Vita di eccessi, la sua, finita purtroppo da sola, in una camera d’albergo, vittima di un overdose fatale di eroina pura. Scomparsa troppo presto, seguendo nel tunnel pieno di demoni, alcol e droghe, altri giganti tipo Jim MorrisonJimi Hendrix, o anni dopo, miti quali Kurt Cobain, Bryan Jones, Amy Winehouse. Tutti entrati, loro malgrado, nel maledetto ‘club dei 27‘, rimasti incastonati in quell’età, eterni e sempre affascinanti, pure nella loro disperazione esistenziale, non solo di grandi performer, in un’inquietudine straziante. Janis Joplin, fosse ancora tra noi, oggi 19 gennaio avrebbe compiuto 80 anni, e probabilmente lo avrebbe fatto nel suo stile, lasciando in disparte memorie e ricordi, tuffandosi semmai davanti a un microfono. Avrebbe fatto ancora spettacolo, incantando grazie ad una voce sublime, roca, country, piena di rabbia, emozione, dolcezza, in grado allora di raggiungere vette inspiegabili.

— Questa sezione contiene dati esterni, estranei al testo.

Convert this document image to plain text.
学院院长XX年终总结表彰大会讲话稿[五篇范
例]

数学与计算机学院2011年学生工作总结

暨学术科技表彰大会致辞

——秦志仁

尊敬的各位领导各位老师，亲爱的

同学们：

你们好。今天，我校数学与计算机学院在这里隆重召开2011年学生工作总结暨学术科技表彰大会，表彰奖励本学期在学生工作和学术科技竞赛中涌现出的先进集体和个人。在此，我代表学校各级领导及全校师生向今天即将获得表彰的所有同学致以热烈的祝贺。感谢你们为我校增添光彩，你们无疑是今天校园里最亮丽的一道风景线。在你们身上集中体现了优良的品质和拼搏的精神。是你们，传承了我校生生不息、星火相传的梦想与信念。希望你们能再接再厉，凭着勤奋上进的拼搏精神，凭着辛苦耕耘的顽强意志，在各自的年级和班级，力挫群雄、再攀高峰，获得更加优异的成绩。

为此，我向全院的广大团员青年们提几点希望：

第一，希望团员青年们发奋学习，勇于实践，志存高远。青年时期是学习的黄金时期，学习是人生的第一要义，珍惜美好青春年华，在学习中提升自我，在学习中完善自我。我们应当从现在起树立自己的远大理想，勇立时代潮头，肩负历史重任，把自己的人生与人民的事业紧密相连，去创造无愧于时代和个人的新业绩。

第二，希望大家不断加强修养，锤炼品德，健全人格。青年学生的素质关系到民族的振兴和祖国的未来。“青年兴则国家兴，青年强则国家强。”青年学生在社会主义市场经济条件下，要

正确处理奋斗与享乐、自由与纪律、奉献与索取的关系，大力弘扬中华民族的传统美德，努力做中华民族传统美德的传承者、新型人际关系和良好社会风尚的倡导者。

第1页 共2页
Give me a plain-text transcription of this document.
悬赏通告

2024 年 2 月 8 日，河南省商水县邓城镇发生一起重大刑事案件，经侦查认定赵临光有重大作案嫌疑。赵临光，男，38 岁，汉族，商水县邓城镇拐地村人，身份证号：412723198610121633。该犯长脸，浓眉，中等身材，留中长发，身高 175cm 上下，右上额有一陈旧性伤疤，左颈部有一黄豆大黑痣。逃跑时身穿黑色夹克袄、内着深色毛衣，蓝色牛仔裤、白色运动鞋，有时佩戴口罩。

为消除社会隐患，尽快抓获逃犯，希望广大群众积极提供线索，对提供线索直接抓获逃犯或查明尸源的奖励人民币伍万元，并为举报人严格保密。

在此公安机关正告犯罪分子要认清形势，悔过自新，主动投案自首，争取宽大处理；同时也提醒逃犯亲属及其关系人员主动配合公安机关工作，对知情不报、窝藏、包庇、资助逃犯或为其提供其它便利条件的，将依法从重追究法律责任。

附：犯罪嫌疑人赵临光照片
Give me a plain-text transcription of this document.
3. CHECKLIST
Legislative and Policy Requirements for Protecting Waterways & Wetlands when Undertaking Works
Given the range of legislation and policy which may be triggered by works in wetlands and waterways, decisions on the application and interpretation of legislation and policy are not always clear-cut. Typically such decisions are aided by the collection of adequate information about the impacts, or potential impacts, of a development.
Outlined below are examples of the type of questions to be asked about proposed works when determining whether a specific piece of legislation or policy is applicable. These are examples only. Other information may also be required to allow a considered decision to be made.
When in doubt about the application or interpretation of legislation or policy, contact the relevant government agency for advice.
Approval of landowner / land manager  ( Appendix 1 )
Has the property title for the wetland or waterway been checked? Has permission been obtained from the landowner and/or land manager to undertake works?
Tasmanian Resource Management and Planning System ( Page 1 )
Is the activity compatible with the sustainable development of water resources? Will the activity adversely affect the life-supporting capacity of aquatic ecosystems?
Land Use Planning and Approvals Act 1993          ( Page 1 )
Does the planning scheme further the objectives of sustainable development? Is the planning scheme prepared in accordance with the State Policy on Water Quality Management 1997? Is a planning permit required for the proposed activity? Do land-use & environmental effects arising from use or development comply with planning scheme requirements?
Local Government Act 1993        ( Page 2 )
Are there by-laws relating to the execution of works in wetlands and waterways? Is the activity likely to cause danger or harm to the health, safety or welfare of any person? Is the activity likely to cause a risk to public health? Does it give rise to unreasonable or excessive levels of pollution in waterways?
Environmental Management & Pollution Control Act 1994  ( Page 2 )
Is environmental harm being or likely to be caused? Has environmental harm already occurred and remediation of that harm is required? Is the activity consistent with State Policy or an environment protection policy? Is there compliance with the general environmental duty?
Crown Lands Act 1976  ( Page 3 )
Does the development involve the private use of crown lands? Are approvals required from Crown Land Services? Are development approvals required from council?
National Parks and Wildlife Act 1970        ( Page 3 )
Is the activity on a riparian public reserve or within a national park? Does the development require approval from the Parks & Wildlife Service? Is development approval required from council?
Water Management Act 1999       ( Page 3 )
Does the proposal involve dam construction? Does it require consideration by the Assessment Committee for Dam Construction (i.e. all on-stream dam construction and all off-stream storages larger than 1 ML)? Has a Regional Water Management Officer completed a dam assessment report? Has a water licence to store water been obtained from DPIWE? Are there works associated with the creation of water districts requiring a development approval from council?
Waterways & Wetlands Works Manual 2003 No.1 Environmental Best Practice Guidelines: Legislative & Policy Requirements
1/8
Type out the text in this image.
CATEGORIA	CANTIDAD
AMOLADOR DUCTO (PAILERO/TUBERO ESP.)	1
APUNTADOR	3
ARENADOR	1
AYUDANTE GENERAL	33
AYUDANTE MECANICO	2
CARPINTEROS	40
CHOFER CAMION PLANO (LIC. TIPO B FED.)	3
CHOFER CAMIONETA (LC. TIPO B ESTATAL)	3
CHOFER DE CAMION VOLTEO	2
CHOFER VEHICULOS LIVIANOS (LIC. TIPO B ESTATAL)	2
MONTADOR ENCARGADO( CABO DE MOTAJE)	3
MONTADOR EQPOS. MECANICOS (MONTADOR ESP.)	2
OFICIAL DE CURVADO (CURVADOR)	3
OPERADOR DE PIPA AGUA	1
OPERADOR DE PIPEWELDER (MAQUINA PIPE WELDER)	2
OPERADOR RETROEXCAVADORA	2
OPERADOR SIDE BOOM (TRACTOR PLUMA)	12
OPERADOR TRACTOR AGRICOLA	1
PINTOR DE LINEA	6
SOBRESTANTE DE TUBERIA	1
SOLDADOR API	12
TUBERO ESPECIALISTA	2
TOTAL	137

Nata a Port Arthur, in Texas, la Joplin è cresciuta ispirandosi alle leggende afroamericane di Bessie Smith (la chiamarono la Bessie Smith ‘bianca’) e di Otis Redding, aprendo poi di fatto una strada nuova. Si è messa alle spalle i propri dolori e fragilità, gli anni del bullismo giovanile, dell’essere etichettata ‘maschiaccio’, poco considerata, incanalato invece tutto dal palco, nella musica, provando a esorcizzare vecchie ferite, che fino in fondo non si sono mai però del tutto rimarginate. Era ironica, bizzarra, geniale, sregolata, fuori misura, progressista, eppure riusciva a trovare una sensibilità straordinaria facendo sue canzoni di altri. Come Summertime di Gershwin, o la celeberrima Piece of My Heart, portata in scena Erma Franklin, sorella della grande Aretha, scritta da Jerry Ragovoy e Bert Berns, ma ricantata dalla stessa Joplin in maniera superba, finita poi nell’album Cheap Thrills dei Big Brother and the Holding Company, uno dei gruppi di cui fece parte. Gli altri brani sono storia della musica e di un’artista nnovativa: da Me and Bobby McGee, Cry Baby, Get It While You Can, Mercedes Benz, Trust Me, My Baby. La Joplin non interpretava solamente, sentiva, sapeva di cavalcare il flusso. Era bella, anche se non pensava di esserlo, trasudava sensualità, seppur gli altri non ne vedessero nulla in tal senso. Sapeva azzittire quelle malelingue, i benpensanti, creando una propria originale macchina vincente, senza di fatto rendersi davvero conto di aver davvero cambiato la storia culturale. Quella storia, oggi, a oltre 50 anni dalla sua morte, ce la rende ancora viva e presente.